The merger adds 16 branches with 4 affluent counties to ConnectOne's service area.
All of these catalysts - loan, revenue, and earnings growth, merger synergies, as well as footprint expansion - should generate increasing excitement in the stock and lead to more analyst coverage.
It might have been easy to pass over this high octane-grower when it was a $1 billion asset bank. Ignoring a $3 billion one postmerger - that's another story. Rest assured, Wall Street will finally notice the extraordinary growth taking place across the Hudson River. The bank has 30% upside as the market properly revalues the growth story. BUY.
Disclosure: I am long CNOB. I wrote this article myself, and it expresses my own opinions. I am not receiving compensation for it (other than from Seeking Alpha). I have no business relationship with any company whose stock is mentioned in this article.

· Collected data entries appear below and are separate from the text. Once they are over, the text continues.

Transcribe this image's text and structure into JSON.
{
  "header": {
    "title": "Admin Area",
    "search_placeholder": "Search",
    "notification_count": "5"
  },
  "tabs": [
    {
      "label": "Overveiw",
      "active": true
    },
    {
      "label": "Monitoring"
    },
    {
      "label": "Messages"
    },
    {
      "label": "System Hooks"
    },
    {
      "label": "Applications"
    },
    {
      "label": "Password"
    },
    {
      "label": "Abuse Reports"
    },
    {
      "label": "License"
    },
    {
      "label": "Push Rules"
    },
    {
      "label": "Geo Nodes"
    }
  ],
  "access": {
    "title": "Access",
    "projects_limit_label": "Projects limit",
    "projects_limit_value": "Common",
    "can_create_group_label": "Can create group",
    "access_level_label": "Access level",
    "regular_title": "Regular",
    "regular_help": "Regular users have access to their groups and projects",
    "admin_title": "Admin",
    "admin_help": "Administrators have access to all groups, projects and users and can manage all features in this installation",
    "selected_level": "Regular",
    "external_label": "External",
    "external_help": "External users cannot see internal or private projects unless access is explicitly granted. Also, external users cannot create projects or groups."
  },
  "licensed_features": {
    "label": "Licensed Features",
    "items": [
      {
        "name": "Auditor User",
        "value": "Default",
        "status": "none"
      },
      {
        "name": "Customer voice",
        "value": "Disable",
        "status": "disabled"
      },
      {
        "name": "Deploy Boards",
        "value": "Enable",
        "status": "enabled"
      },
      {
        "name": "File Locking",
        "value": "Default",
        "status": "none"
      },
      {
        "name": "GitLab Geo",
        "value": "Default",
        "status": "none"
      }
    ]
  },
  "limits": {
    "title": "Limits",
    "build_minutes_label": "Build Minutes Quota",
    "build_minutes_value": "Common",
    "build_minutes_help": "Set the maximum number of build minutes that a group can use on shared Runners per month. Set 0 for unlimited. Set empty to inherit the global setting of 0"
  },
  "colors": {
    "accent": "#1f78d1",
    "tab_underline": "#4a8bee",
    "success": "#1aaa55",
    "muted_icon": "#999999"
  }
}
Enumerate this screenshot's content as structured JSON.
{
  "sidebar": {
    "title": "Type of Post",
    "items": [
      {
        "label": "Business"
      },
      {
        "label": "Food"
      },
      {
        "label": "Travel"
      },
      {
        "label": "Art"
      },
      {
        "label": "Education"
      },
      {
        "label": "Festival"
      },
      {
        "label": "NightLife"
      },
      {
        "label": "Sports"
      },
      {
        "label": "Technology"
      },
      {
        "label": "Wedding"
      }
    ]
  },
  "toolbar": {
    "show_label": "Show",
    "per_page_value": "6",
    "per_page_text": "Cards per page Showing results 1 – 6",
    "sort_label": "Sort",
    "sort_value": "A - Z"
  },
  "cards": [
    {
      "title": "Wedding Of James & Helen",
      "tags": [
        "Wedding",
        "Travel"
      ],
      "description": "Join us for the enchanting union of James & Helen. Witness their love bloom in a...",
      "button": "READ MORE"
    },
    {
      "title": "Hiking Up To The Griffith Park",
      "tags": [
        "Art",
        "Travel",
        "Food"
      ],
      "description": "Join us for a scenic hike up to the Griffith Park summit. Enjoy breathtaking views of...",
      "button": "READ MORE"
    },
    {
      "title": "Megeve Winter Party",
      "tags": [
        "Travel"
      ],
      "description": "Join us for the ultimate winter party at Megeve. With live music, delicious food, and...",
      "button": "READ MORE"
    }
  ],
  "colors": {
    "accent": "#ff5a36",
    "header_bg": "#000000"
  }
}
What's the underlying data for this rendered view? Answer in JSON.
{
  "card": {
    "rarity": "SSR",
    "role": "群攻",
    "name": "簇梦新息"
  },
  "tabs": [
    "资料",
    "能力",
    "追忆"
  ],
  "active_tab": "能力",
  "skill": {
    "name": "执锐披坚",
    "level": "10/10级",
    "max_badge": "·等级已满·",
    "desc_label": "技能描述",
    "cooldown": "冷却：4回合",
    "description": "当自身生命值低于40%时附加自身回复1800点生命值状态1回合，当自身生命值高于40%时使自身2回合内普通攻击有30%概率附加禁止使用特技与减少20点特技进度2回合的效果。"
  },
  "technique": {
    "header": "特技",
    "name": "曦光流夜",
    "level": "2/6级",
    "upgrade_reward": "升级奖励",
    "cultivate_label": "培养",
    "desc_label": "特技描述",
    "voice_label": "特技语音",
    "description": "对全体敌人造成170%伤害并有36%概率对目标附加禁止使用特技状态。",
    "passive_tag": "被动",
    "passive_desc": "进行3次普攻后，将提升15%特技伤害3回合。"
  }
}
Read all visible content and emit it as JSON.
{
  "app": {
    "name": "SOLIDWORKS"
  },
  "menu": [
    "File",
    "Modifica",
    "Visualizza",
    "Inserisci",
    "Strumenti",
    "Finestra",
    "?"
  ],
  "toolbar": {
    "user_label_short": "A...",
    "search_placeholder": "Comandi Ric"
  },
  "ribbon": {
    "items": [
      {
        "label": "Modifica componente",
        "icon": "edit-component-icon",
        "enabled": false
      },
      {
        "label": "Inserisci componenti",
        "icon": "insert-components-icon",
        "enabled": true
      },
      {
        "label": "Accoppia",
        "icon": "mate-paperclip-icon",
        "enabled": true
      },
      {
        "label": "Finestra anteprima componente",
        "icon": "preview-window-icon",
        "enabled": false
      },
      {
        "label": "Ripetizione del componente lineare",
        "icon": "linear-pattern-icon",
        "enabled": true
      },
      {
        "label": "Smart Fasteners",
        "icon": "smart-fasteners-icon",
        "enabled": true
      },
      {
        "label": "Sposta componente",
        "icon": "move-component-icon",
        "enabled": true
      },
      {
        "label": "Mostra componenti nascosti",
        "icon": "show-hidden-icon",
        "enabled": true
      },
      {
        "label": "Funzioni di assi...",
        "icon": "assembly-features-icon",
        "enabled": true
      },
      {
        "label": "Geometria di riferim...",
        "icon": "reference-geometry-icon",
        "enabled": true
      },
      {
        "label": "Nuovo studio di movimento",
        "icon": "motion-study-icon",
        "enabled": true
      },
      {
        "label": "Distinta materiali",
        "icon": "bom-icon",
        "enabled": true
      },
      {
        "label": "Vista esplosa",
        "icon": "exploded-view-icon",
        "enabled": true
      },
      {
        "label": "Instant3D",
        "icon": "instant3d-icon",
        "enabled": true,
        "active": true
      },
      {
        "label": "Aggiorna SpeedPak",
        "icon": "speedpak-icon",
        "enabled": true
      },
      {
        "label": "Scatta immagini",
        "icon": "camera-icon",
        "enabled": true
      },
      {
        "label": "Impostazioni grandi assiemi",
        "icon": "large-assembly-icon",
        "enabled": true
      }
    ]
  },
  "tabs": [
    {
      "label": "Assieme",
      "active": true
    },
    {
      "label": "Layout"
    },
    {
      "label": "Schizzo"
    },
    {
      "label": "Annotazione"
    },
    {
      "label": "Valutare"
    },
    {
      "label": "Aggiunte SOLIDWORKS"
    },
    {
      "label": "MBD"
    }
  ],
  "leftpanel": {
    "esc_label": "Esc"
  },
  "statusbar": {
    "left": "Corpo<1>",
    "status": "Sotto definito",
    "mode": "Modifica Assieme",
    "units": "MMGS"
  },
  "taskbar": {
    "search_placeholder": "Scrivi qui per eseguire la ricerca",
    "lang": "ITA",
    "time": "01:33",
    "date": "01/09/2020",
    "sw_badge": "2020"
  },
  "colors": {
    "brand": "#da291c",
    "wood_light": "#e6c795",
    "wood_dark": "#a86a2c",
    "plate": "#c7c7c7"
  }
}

Additional disclosure: The opinions in this document are for informational and educational purposes only and should not be construed as a recommendation to buy or sell the stocks mentioned. Past performance of the companies discussed may not continue and the companies may not achieve the earnings growth as predicted. The information in this document is believed to be accurate, but under no circumstances should a person act upon the information contained within. We do not recommend that anyone act upon any investment information without first consulting an investment advisor as to the suitability of such investments for his specific situation.